Shorter version of my first post


My mother in law has manipulated my husband his whole life.

Long story short.... She got pregnant with my husband at 17 to try and keep boyfriend.....she married him but he left her because she and her family were to controlling, when my husband was 7 and his brother was 3. At that time she told DH that he had to be the "man" of the house and he has devoted himself to her ever since. Though she married again when he was 12 to a strange but nice man who has just passed this past January. Even when she had a capable husband she still counted on the boys to fix her every problem and essentially take care of her..

She has done many manipulating things (in my first post) over the 16 years since I met him. She went full on evil when we married 14 years ago.

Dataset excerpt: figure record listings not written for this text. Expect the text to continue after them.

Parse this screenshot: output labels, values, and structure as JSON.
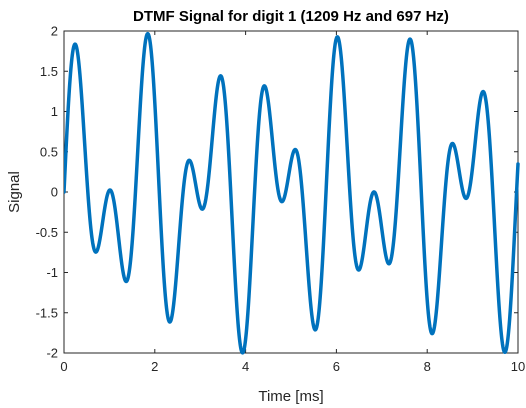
{
  "chart_data": {
    "type": "line",
    "title": "DTMF Signal for digit 1 (1209 Hz and 697 Hz)",
    "xlabel": "Time [ms]",
    "ylabel": "Signal",
    "xlim": [
      0,
      10
    ],
    "ylim": [
      -2,
      2
    ],
    "x_ticks": [
      0,
      2,
      4,
      6,
      8,
      10
    ],
    "x_tick_labels": [
      "0",
      "2",
      "4",
      "6",
      "8",
      "10"
    ],
    "y_ticks": [
      -2,
      -1.5,
      -1,
      -0.5,
      0,
      0.5,
      1,
      1.5,
      2
    ],
    "y_tick_labels": [
      "-2",
      "-1.5",
      "-1",
      "-0.5",
      "0",
      "0.5",
      "1",
      "1.5",
      "2"
    ],
    "grid": false,
    "series": [
      {
        "color": "#0072BD",
        "formula": "sin(2*pi*697*t) + sin(2*pi*1209*t)",
        "components_hz": [
          1209,
          697
        ],
        "x_start": 0,
        "x_end": 10
      }
    ]
  }
}
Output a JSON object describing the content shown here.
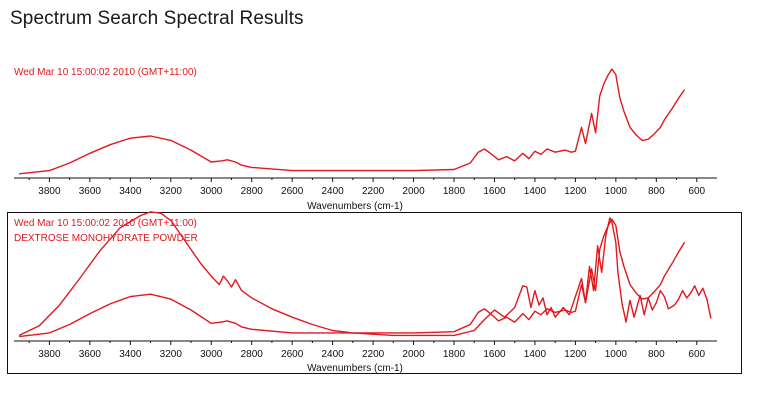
{
  "page": {
    "title": "Spectrum Search Spectral Results"
  },
  "colors": {
    "spectrum": "#e0191f",
    "axis": "#111111",
    "frame": "#111111",
    "background": "#ffffff"
  },
  "chart_data": [
    {
      "type": "line",
      "title": "Wed Mar 10 15:00:02 2010 (GMT+11:00)",
      "subtitle": "",
      "xlabel": "Wavenumbers (cm-1)",
      "ylabel": "",
      "x_reversed": true,
      "xlim": [
        3975,
        500
      ],
      "ylim": [
        0,
        1
      ],
      "xticks": [
        3800,
        3600,
        3400,
        3200,
        3000,
        2800,
        2600,
        2400,
        2200,
        2000,
        1800,
        1600,
        1400,
        1200,
        1000,
        800,
        600
      ],
      "grid": false,
      "legend": "none",
      "series": [
        {
          "color": "#e0191f",
          "x": [
            3950,
            3800,
            3700,
            3600,
            3500,
            3400,
            3300,
            3200,
            3100,
            3000,
            2950,
            2920,
            2880,
            2850,
            2800,
            2600,
            2400,
            2200,
            2000,
            1800,
            1720,
            1680,
            1650,
            1620,
            1580,
            1540,
            1500,
            1460,
            1430,
            1400,
            1370,
            1340,
            1300,
            1250,
            1220,
            1200,
            1170,
            1150,
            1120,
            1100,
            1080,
            1060,
            1040,
            1020,
            1000,
            980,
            960,
            930,
            900,
            870,
            840,
            810,
            780,
            760,
            720,
            690,
            660
          ],
          "y": [
            0.02,
            0.05,
            0.12,
            0.21,
            0.29,
            0.35,
            0.37,
            0.33,
            0.24,
            0.13,
            0.14,
            0.15,
            0.13,
            0.1,
            0.08,
            0.05,
            0.05,
            0.05,
            0.05,
            0.06,
            0.12,
            0.22,
            0.25,
            0.21,
            0.15,
            0.18,
            0.14,
            0.21,
            0.16,
            0.23,
            0.2,
            0.25,
            0.22,
            0.24,
            0.22,
            0.23,
            0.45,
            0.3,
            0.58,
            0.4,
            0.74,
            0.85,
            0.93,
            0.99,
            0.94,
            0.72,
            0.6,
            0.45,
            0.38,
            0.33,
            0.34,
            0.39,
            0.45,
            0.52,
            0.63,
            0.72,
            0.8
          ]
        }
      ]
    },
    {
      "type": "line",
      "title": "Wed Mar 10 15:00:02 2010 (GMT+11:00)",
      "subtitle": "DEXTROSE MONOHYDRATE POWDER",
      "xlabel": "Wavenumbers (cm-1)",
      "ylabel": "",
      "x_reversed": true,
      "xlim": [
        3975,
        500
      ],
      "ylim": [
        0,
        1
      ],
      "xticks": [
        3800,
        3600,
        3400,
        3200,
        3000,
        2800,
        2600,
        2400,
        2200,
        2000,
        1800,
        1600,
        1400,
        1200,
        1000,
        800,
        600
      ],
      "grid": false,
      "legend": "none",
      "series": [
        {
          "color": "#e0191f",
          "x": [
            3950,
            3800,
            3700,
            3600,
            3500,
            3400,
            3300,
            3200,
            3100,
            3000,
            2950,
            2920,
            2880,
            2850,
            2800,
            2600,
            2400,
            2200,
            2000,
            1800,
            1720,
            1680,
            1650,
            1620,
            1580,
            1540,
            1500,
            1460,
            1430,
            1400,
            1370,
            1340,
            1300,
            1250,
            1220,
            1200,
            1170,
            1150,
            1120,
            1100,
            1080,
            1060,
            1040,
            1020,
            1000,
            980,
            960,
            930,
            900,
            870,
            840,
            810,
            780,
            760,
            720,
            690,
            660
          ],
          "y": [
            0.02,
            0.05,
            0.12,
            0.21,
            0.29,
            0.35,
            0.37,
            0.33,
            0.24,
            0.13,
            0.14,
            0.15,
            0.13,
            0.1,
            0.08,
            0.05,
            0.05,
            0.05,
            0.05,
            0.06,
            0.12,
            0.22,
            0.25,
            0.21,
            0.15,
            0.18,
            0.14,
            0.21,
            0.16,
            0.23,
            0.2,
            0.25,
            0.22,
            0.24,
            0.22,
            0.23,
            0.45,
            0.3,
            0.58,
            0.4,
            0.74,
            0.85,
            0.93,
            0.99,
            0.94,
            0.72,
            0.6,
            0.45,
            0.38,
            0.33,
            0.34,
            0.39,
            0.45,
            0.52,
            0.63,
            0.72,
            0.8
          ]
        },
        {
          "color": "#e0191f",
          "x": [
            3950,
            3850,
            3750,
            3650,
            3550,
            3450,
            3350,
            3300,
            3250,
            3200,
            3150,
            3100,
            3050,
            3000,
            2960,
            2940,
            2920,
            2900,
            2880,
            2850,
            2800,
            2700,
            2600,
            2500,
            2400,
            2300,
            2200,
            2100,
            2000,
            1900,
            1800,
            1700,
            1650,
            1600,
            1550,
            1500,
            1460,
            1440,
            1420,
            1400,
            1380,
            1360,
            1340,
            1320,
            1300,
            1260,
            1230,
            1200,
            1170,
            1150,
            1130,
            1110,
            1090,
            1070,
            1050,
            1030,
            1020,
            1000,
            990,
            970,
            950,
            930,
            910,
            880,
            860,
            840,
            820,
            800,
            780,
            760,
            740,
            710,
            690,
            670,
            650,
            630,
            610,
            590,
            570,
            550,
            530
          ],
          "y": [
            0.03,
            0.11,
            0.28,
            0.5,
            0.73,
            0.92,
            1.02,
            1.05,
            1.04,
            0.98,
            0.86,
            0.74,
            0.62,
            0.52,
            0.45,
            0.52,
            0.48,
            0.43,
            0.49,
            0.4,
            0.34,
            0.25,
            0.18,
            0.12,
            0.07,
            0.05,
            0.04,
            0.03,
            0.03,
            0.03,
            0.03,
            0.07,
            0.16,
            0.24,
            0.18,
            0.26,
            0.44,
            0.43,
            0.26,
            0.4,
            0.28,
            0.34,
            0.2,
            0.26,
            0.18,
            0.26,
            0.2,
            0.35,
            0.5,
            0.3,
            0.6,
            0.4,
            0.77,
            0.55,
            0.85,
            1.0,
            0.97,
            0.8,
            0.55,
            0.3,
            0.14,
            0.32,
            0.18,
            0.36,
            0.2,
            0.34,
            0.24,
            0.3,
            0.4,
            0.35,
            0.25,
            0.28,
            0.33,
            0.4,
            0.34,
            0.38,
            0.44,
            0.36,
            0.42,
            0.33,
            0.17
          ]
        }
      ]
    }
  ]
}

I have never been able to voice my opinion to her because my husband said I will make it worse and he wants to "handle" it and not drag me through her crap but hasn't been able to. Since she lost her husband and father this year she has made it her mission to make the boys feel so guilty she is alone and that they are REQUIRED to take care of her. She stopped talking to her father when her mother passed because he got a girlfriend and alienated both boys to anyone on that side of the family but when she found out she might lose her inheritance she suddenly made up with him (he had cancer) 6 weeks prior to his death. She bad mouthed him (her dad) so bad and essentially told the boys that they had to be loyal to her but since she reconciled she wanted them to and my husband couldn't for his personal reasons because she fed him all kinds of stuff that he did not need to hear about his grandfather. She also took my kids behind my back to see him but for "brownie points" so my kids had to deal with 2 losses this year. 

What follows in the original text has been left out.